The exhibition’s title, No Vehicles, refers to the language of prohibition embedded within road signage. The main group of circular works appear as signs without visible text. They are not, however, incomplete: the empty circle is the official symbol for ‘no vehicles’ as regulated by the UK’s Department for Transport. The instruction thus enters the realm of the absurd: how might we be expected to recognise the absence of a symbol to signify a prohibition of presence? Devoid of explicit instruction, the signs occupy a space of suspended meaning—objects that signal without declaring.

 

Language remains present but displaced. This is contained within the titles of the works rather than inscribed on their surfaces:

 

No Vehicles (O Petrol)

No Vehicles (Milkmaid)

No Vehicles (Sister)

No Vehicles (Siren)

No Vehicles (Maenad)


The subtitles introduce narrative, intimacy, and metaphor without materially manifesting text.

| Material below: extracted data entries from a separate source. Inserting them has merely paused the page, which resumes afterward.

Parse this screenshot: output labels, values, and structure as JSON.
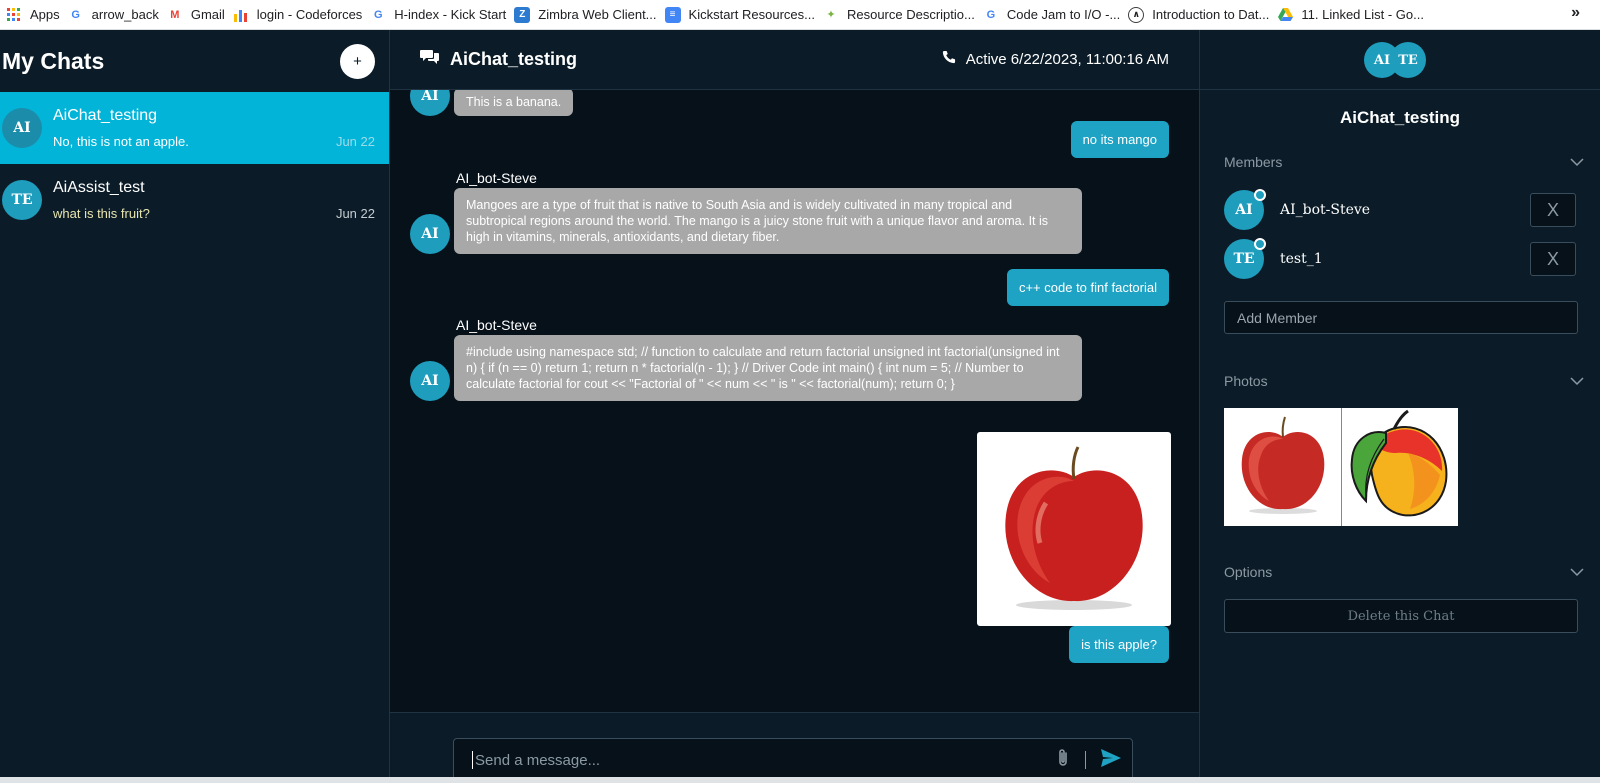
{
  "bookmarks": [
    {
      "label": "Apps",
      "icon": "apps-grid-icon"
    },
    {
      "label": "arrow_back",
      "icon": "google-icon"
    },
    {
      "label": "Gmail",
      "icon": "gmail-icon"
    },
    {
      "label": "login - Codeforces",
      "icon": "codeforces-icon"
    },
    {
      "label": "H-index - Kick Start",
      "icon": "google-icon"
    },
    {
      "label": "Zimbra Web Client...",
      "icon": "zimbra-icon"
    },
    {
      "label": "Kickstart Resources...",
      "icon": "docs-icon"
    },
    {
      "label": "Resource Descriptio...",
      "icon": "runner-icon"
    },
    {
      "label": "Code Jam to I/O -...",
      "icon": "google-icon"
    },
    {
      "label": "Introduction to Dat...",
      "icon": "course-icon"
    },
    {
      "label": "11. Linked List - Go...",
      "icon": "drive-icon"
    }
  ],
  "bookmarks_more": "»",
  "sidebar": {
    "title": "My Chats",
    "add_label": "+",
    "chats": [
      {
        "initials": "AI",
        "name": "AiChat_testing",
        "last_message": "No, this is not an apple.",
        "date": "Jun 22",
        "active": true
      },
      {
        "initials": "TE",
        "name": "AiAssist_test",
        "last_message": "what is this fruit?",
        "date": "Jun 22",
        "active": false
      }
    ]
  },
  "chat": {
    "title": "AiChat_testing",
    "status": "Active 6/22/2023, 11:00:16 AM",
    "messages": {
      "m0": {
        "initials": "AI",
        "text": "This is a banana."
      },
      "m1": {
        "text": "no its mango"
      },
      "m2": {
        "sender": "AI_bot-Steve",
        "initials": "AI",
        "text": "Mangoes are a type of fruit that is native to South Asia and is widely cultivated in many tropical and subtropical regions around the world. The mango is a juicy stone fruit with a unique flavor and aroma. It is high in vitamins, minerals, antioxidants, and dietary fiber."
      },
      "m3": {
        "text": "c++ code to finf factorial"
      },
      "m4": {
        "sender": "AI_bot-Steve",
        "initials": "AI",
        "text": "#include using namespace std; // function to calculate and return factorial unsigned int factorial(unsigned int n) { if (n == 0) return 1; return n * factorial(n - 1); } // Driver Code int main() { int num = 5; // Number to calculate factorial for cout << \"Factorial of \" << num << \" is \" << factorial(num); return 0; }"
      },
      "m5": {
        "image": "apple-photo"
      },
      "m6": {
        "text": "is this apple?"
      }
    },
    "composer_placeholder": "Send a message..."
  },
  "details": {
    "avatars": [
      "AI",
      "TE"
    ],
    "title": "AiChat_testing",
    "members_label": "Members",
    "members": [
      {
        "initials": "AI",
        "name": "AI_bot-Steve",
        "remove_label": "X"
      },
      {
        "initials": "TE",
        "name": "test_1",
        "remove_label": "X"
      }
    ],
    "add_member_placeholder": "Add Member",
    "photos_label": "Photos",
    "photos": [
      "apple-photo",
      "mango-photo"
    ],
    "options_label": "Options",
    "delete_label": "Delete this Chat"
  },
  "colors": {
    "accent": "#03b4d9",
    "avatar": "#1e9dbd",
    "outgoing_bubble": "#1fa3c4",
    "incoming_bubble": "#a8a8a8",
    "background": "#06111a",
    "panel": "#0b1c28"
  }
}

The signifier exists, but it is only ever deferred.

 

Contemplazione–a shift to Italian that relates to the artist’s experience of linguistic dislocation and accommodation to new languages and systems of signs–stands apart within the presentation as the only work from the series that explicitly features text on its surface. Drawing from a personal moment of encountering the immensity of water—a pause marked by stillness and sublimity—and based off of an actual sign seen in the suburbs of Messina, the work compresses vastness into minimal form. A deep blue field evokes depth and distance. Yet here, the sublime is radically reduced: immensity translated into restraint, atmosphere condensed into surface.

 

Throughout No Vehicles, void and invisibility are not absences but active conditions. The works are evocative of atmosphere and location yet remain materially grounded in aluminium and glass. What appears blank is charged. What appears mute is structured by language. Colour operates as a signifier, even when language and text are suspended.

 

Unyimeabasi Udoh’s visual vocabulary resonates with the perceptual and materially attuned traditions of Postminimalism and Light and Space, and these practices offer a context in which Udoh employs a minimal, stripped-back aesthetic to foreground the phenomenological experience of looking. Udoh’s engagement with the materials of urban infrastructure introduces here a distinct tension between the poetic and the regulatory, the contemplative and the directive.